4) ils connaissent les choses de la réalité suprasensible (ghayb), c’est-à-dire ce qui était et ce qui sera jusqu’au jour de jugement

5) ils ont connaissance de toutes choses, de l’infiniment petit à l’infiniment grand, y compris une connaissance de toutes les langues possibles

6) ils sont des législateurs indépendants de lois islamiques, même après le décès du saint-Prophète

7) ils sont identiques au Noble Coran et rien de plus

8) ils sont des muḥaddathūn, c’est-à-dire qu’ils peuvent entendre les Anges

9) les Anges descendent sur eux et leur remettent des rapports sur les actions de leurs fidèles en tout temps

10) ils sont la pièce maîtresse de la grande chaîne du système d’existence

11) ils sont infaillibles, protégés de manière absolue de tous les péchés, les erreurs et les oublis

12) ils ont été créés sous la forme de lumières avant la création de l’univers

13) ils demanderont des comptes aux gens le jour de jugement par ordre divin et l’humanité retournera à eux

14) leur vie est prédominée par un système de miracles (karāmāt) et d’activités suprasensibles, ainsi il est impossible de comprendre la nature des imāms chi’ites

15) les Compagnons du saint-Prophète et les Mères des Croyants ont apostasié et sont devenus des mécréants, à l’exception de quelques personnes

16) les sunnites sont des mécréants, en réalité, même si les chi’ites duodécimains les considèrent autrement sur la base de leur appartenance apparente à l’Islām

Il existe des divergences au sein des partisans de cette première approche en ce qui concerne les éléments cités ci-dessus. Ils s’appuient sur un nombre assez important de preuves, dont certaines sont de nature philosophique et parfois mystique. Ils s’appuient également sur un nombre important de aḥādīth chi’ites et non-chi’ites. Ils ont des interprétations spécifiques du Noble Coran sur lesquelles ils s’appuient pour défendre leurs croyances. Les partisans de cette première approche ne sont pas uniquement représentés par une minorité de savants, de grands savants de la kalām, des théologiens, des philosophes, des mystiques et des juristes en font partie.

2. La seconde approche

Les partisans de cette approche adhèrent à une voie intermédiaire comparée à la première. Ils croient que l’imāmah est une extension de la mission prophétique, protectrice de cette dernière et une continuité nécessaire à l’accomplissement du projet initial ; cela est nécessaire et non une option. De ce point de vue, l’imāmah se limite à la gestion des affaires terrestres et spirituelles des gens, uniquement sur le plan social et non sur le plan existentiel ou cosmologique. Les croyances requises par cette approche sont :

1) l’imāmah est une désignation divine à travers une révélation à son Messager et les imāms chi’ites sont infaillibles, purifiés de tous péchés, de manière absolue, et de toutes erreurs dans la transmission de la religion

2) ce sont des sources d’autorité (marjaʿīyyat al-ʿilmīyya) pour la religion qui fut descendue sur le saint-Prophète et par conséquent il est nécessaire de se référer à leur sunna qui est une explication et une élucidation parfaite du Noble Coran et de la Sunna du Messager

3) l’obligation de leur obéir et de croire en leur tutelle (wilāya) sur les gens car ils sont les vrais dirigeants de la ummah après le décès du saint-Prophète, en contrepartie la ummah leur doit obéissance en ce qu’ils ordonnent et ce qu’ils interdisent ; il s’agit de leur autorité politique et administrative (marjaʿīyyat al-sīyasīya wa al-idāriya)

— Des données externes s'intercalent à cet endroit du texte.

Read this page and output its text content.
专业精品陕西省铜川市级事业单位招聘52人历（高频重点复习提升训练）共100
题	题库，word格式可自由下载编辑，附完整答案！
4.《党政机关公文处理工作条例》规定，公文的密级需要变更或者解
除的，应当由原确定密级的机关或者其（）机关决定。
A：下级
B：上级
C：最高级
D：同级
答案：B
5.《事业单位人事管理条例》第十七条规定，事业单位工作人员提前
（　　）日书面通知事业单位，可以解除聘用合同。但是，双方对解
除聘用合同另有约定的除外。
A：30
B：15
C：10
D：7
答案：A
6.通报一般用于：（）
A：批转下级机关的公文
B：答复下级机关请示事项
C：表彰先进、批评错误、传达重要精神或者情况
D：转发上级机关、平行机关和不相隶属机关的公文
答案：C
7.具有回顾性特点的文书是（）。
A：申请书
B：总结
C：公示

4) l’obligation de l’amour envers eux et d’une affection sincère conformément au verset de la mawadda (42:23) ; la ummah doit les traiter avec amour et compassion, qui se manifestent dans les commémorations ou rituels (shaʿāʾir) tels que ʿāshūrāʾ ou la visite pieuse de leurs mausolées et en dévoilant au monde les oppressions qu’ils ont subies ; il s’agit de l’autorité spirituelle (marjaʿīyyat al-rūḥīyya)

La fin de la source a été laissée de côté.